Following its run in Barcelona, Fundación MAPFRE is hosting the retrospective on Bill Brandt, now considered one of the most influential British photographers of the 20th century. It can be visited from June 3 through August 29, 2021 in its Paseo de Recoletos Halls in Madrid.
TEXTO: FUNDACIÓN MAPFRE CULTURE AREA
IMAGE: © BILL BRANDT / BILL BRANDT ARCHIVE LTD.
Hermann Wilhelm Brandt was born in Hamburg in 1904 into a rich family of Russian origin. After living in both Vienna and Paris, he settled in London in 1934. It was in that city, in an environment of increasing animosity to all things German, caused by the rise of Nazism, that he tried to erase all traces of his origins and even claimed he was a native of the British Isles. That concealment and the creation of a new personality led to his life being shrouded in mystery and conflict that were reflected directly in his oeuvre. His images strive to build a vision of the country he embraces as his own, not the real country, but rather the idea of the same that he had forged during his childhood through readings and tales of his relatives.

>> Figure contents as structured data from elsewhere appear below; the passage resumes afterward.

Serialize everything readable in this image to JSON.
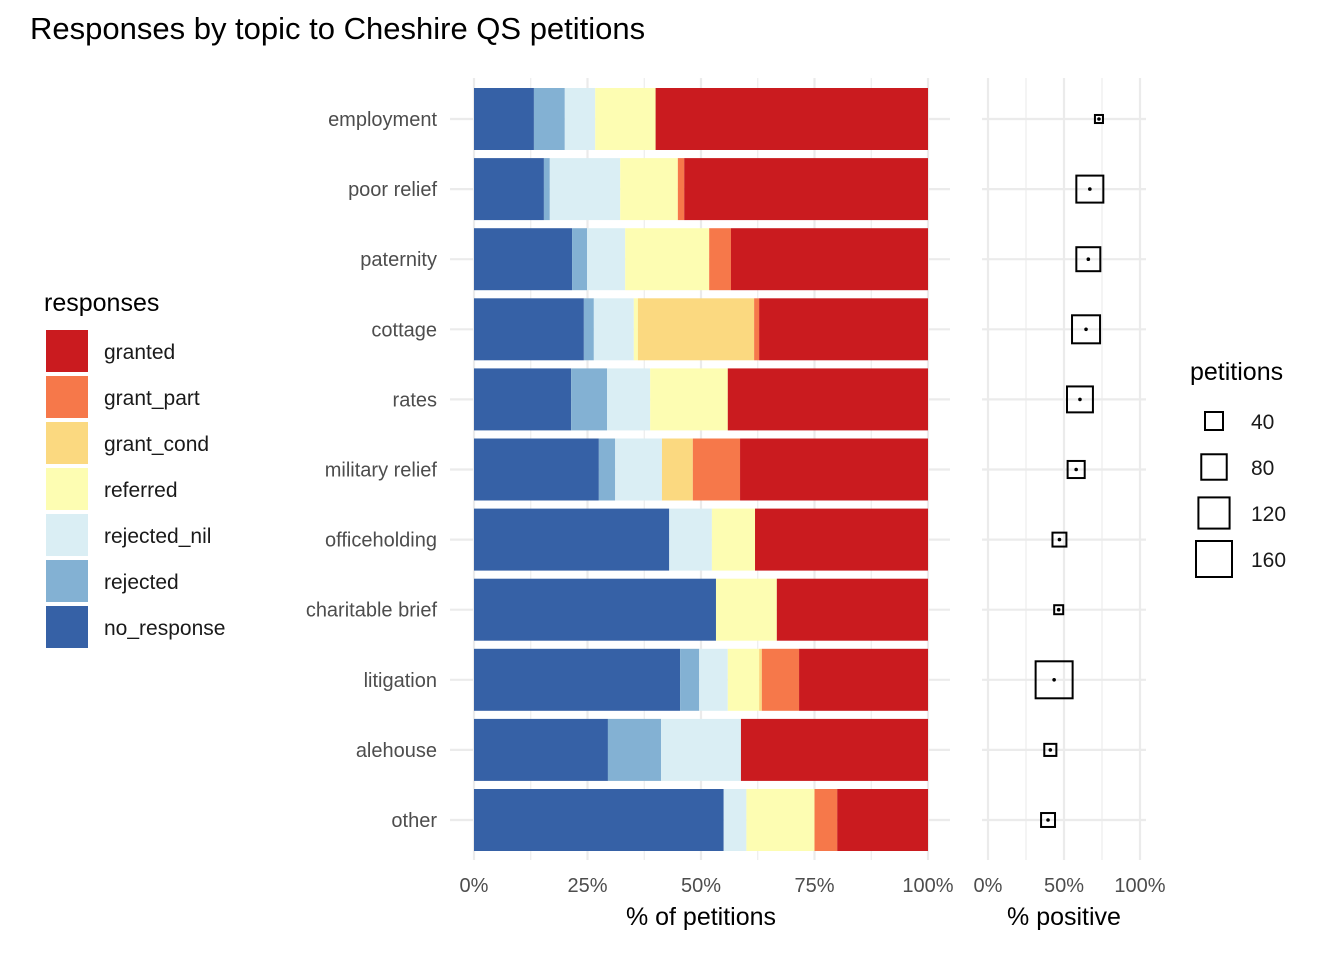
{
  "chart_data": [
    {
      "type": "bar",
      "orientation": "horizontal",
      "stacked": true,
      "title": "Responses by topic to Cheshire QS petitions",
      "xlabel": "% of petitions",
      "ylabel": "",
      "xlim": [
        0,
        100
      ],
      "x_ticks": [
        "0%",
        "25%",
        "50%",
        "75%",
        "100%"
      ],
      "categories": [
        "employment",
        "poor relief",
        "paternity",
        "cottage",
        "rates",
        "military relief",
        "officeholding",
        "charitable brief",
        "litigation",
        "alehouse",
        "other"
      ],
      "legend_title": "responses",
      "legend_position": "left",
      "grid": true,
      "series": [
        {
          "name": "no_response",
          "color": "#3661A6",
          "values": [
            13.2,
            15.4,
            21.6,
            24.2,
            21.4,
            27.5,
            43.0,
            53.3,
            45.4,
            29.5,
            55.0
          ]
        },
        {
          "name": "rejected",
          "color": "#83B1D3",
          "values": [
            6.8,
            1.3,
            3.3,
            2.2,
            7.9,
            3.6,
            0,
            0,
            4.2,
            11.7,
            0
          ]
        },
        {
          "name": "rejected_nil",
          "color": "#DAEEF4",
          "values": [
            6.7,
            15.5,
            8.4,
            8.8,
            9.5,
            10.3,
            9.4,
            0,
            6.3,
            17.6,
            5.0
          ]
        },
        {
          "name": "referred",
          "color": "#FDFDB2",
          "values": [
            13.3,
            12.7,
            18.5,
            0.9,
            17.1,
            0,
            9.5,
            13.4,
            6.9,
            0,
            15.0
          ]
        },
        {
          "name": "grant_cond",
          "color": "#FBD980",
          "values": [
            0,
            0,
            0,
            25.6,
            0,
            6.8,
            0,
            0,
            0.6,
            0,
            0
          ]
        },
        {
          "name": "grant_part",
          "color": "#F6784A",
          "values": [
            0,
            1.4,
            4.8,
            1.1,
            0,
            10.4,
            0,
            0,
            8.2,
            0,
            5.0
          ]
        },
        {
          "name": "granted",
          "color": "#CA1B1F",
          "values": [
            60.0,
            53.7,
            43.4,
            37.2,
            44.1,
            41.4,
            38.1,
            33.3,
            28.4,
            41.2,
            20.0
          ]
        }
      ]
    },
    {
      "type": "scatter",
      "xlabel": "% positive",
      "xlim": [
        0,
        100
      ],
      "x_ticks": [
        "0%",
        "50%",
        "100%"
      ],
      "categories": [
        "employment",
        "poor relief",
        "paternity",
        "cottage",
        "rates",
        "military relief",
        "officeholding",
        "charitable brief",
        "litigation",
        "alehouse",
        "other"
      ],
      "positive_pct": [
        73,
        67,
        66,
        64.5,
        60.5,
        58,
        47,
        46.5,
        43.5,
        41,
        39.5
      ],
      "petitions": [
        8,
        90,
        71,
        97,
        83,
        36,
        24,
        10,
        169,
        18,
        24
      ],
      "size_legend_title": "petitions",
      "size_legend": [
        40,
        80,
        120,
        160
      ],
      "size_legend_labels": [
        "40",
        "80",
        "120",
        "160"
      ],
      "grid": true
    }
  ]
}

Afflicted with tuberculosis at a young age, it seems that it was in the Swiss sanatoriums of Agra and Davos, to which his family sent him to recover, where his interest was sparked in photography and many of his literary discoveries: Fyodor Dostoevsky, Gustave Flaubert, Franz Kafka, Guy de Maupassant, Ernest Hemingway and Charles Dickens. After spending a few years in Switzerland, he moved to Vienna to undergo a novel treatment for tuberculosis using psychoanalysis. All these aspects have imbued his work and his life with a post-Romantic air. His photographs seem to always be on the limit, as they cause attraction and rejection at the same time. As Ramón Esparza, curator of the exhibition, points out, they can be seen in relation to the unheimlich, a term first coined by Sigmund Freud in 1919.
The unheimlich — often translated as ‘the strange’, ‘the sinister’, ‘that which produces concern’ and which, in the words of Eugenio Trias, “constitutes the condition and limits of the beautiful” — is one of the characteristic features we detect throughout his career. Psychoanalytic theories, one of the fundamental pillars of surrealism, permeated the cultural scene of the French capital throughout the 1930s. It was in 1930 that Brandt moved to Paris along with his first partner, Eva Boros, to become an apprentice in Man Ray’s studio. Without actively participating in any of the historical avant-garde groups, the artist’s work was permeated with the ideas that were buzzing in a Paris filled with young artists, many of them immigrants, all seeking to carve a niche for themselves in the professional world.
Almost all his pictures, both those of a more social nature prior to the war and those of his later, more ‘artistic’ stage, maintain a powerful poetic charge, and that highly characteristic halo of strangeness and mystery in which, as in his life , reality and fiction are always mixed. Based on these notions, this exhibition of 186 photographs, all developed by Bill Brandt himself, presents an overview of the principal spheres of his visual production, covering every genre of the photographic discipline: social reporting, portraiture, nudes and landscapes. Moreover, it highlights the relationship of the British photographer’s work with the aforementioned theories of Surrealism.